Let's start with an example to illustrate the rule:
Starting number: 10
Step 1: Subtract 8: 10 - 8 = 2
Step 2: Multiply by 2: 2 * 2 = 4
Step 3: Subtract 8: 4 - 8 = -4
Step 4: Multiply by 2: -4 * 2 = -8
The first few numbers in this pattern are 10, 2, -4, -8.
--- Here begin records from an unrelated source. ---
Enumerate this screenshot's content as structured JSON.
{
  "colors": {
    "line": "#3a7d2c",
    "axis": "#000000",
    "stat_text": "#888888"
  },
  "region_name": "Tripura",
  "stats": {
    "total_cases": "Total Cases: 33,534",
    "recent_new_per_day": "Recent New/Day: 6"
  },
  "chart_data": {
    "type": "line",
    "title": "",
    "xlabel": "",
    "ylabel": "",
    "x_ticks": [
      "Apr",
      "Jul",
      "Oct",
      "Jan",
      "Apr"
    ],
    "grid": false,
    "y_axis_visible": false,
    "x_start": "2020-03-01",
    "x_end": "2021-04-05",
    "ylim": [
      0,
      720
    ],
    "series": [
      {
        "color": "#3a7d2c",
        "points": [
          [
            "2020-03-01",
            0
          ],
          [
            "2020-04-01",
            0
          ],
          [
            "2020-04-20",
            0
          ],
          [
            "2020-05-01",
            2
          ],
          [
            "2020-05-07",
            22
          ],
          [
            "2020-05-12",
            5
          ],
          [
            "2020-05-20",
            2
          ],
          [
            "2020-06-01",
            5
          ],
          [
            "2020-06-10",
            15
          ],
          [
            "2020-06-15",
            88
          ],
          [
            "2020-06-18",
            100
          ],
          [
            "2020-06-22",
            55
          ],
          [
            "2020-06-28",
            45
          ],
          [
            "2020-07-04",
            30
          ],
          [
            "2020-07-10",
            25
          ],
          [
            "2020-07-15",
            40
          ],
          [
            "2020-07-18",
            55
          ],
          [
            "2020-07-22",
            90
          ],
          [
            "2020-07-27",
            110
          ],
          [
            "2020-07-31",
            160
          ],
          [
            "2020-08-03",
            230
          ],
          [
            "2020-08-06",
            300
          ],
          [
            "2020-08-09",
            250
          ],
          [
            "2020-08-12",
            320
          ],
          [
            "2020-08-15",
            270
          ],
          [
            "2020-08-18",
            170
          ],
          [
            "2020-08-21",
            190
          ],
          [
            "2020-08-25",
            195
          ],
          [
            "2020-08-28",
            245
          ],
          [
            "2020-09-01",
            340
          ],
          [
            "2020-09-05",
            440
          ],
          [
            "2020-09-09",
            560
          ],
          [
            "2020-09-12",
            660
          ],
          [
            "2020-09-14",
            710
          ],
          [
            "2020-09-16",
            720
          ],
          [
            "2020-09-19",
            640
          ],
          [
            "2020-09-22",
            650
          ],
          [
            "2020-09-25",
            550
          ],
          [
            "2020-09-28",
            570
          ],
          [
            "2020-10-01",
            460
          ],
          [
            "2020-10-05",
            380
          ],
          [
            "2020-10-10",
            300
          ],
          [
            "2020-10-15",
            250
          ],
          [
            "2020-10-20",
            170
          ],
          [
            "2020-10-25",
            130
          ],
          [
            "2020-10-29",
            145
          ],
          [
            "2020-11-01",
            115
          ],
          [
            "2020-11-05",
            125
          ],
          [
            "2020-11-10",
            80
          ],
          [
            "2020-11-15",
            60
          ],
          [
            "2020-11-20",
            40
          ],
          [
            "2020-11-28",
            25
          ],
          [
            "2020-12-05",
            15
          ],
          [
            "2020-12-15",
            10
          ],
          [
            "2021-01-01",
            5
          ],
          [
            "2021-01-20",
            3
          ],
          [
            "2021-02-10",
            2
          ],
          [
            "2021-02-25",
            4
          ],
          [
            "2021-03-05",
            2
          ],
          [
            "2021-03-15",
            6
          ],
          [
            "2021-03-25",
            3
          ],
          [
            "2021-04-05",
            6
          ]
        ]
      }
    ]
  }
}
Now let's apply the rule to a few more numbers to see if there is any deviation from the pattern:
Starting number: 16
Step 1: Subtract 8: 16 - 8 = 8
Step 2: Multiply by 2: 8 * 2 = 16
Step 3: Subtract 8: 16 - 8 = 8
Step 4: Multiply by 2: 8 * 2 = 16
Starting number: -2
Step 1: Subtract 8: -2 - 8 = -10
Step 2: Multiply by 2: -10 * 2 = -20
Step 3: Subtract 8: -20 - 8 = -28
Step 4: Multiply by 2: -28 * 2 = -56
Starting number: 5
Step 1: Subtract 8: 5 - 8 = -3
Step 2: Multiply by 2: -3 * 2 = -6
Step 3: Subtract 8: -6 - 8 = -14
Step 4: Multiply by 2: -14 * 2 = -28
Starting number: 0
Step 1: Subtract 8: 0 - 8 = -8
Step 2: Multiply by 2: -8 * 2 = -16
Step 3: Subtract 8: -16 - 8 = -24
Step 4: Multiply by 2: -24 * 2 = -48
As we can see, all the numbers in the sequence follow the rule of "subtract 8, multiply by 2" except for the number 8. The pattern that does not follow the rule is: 16, 8, 16.
Therefore, the pattern that does not follow the rule is 16, 8, 16.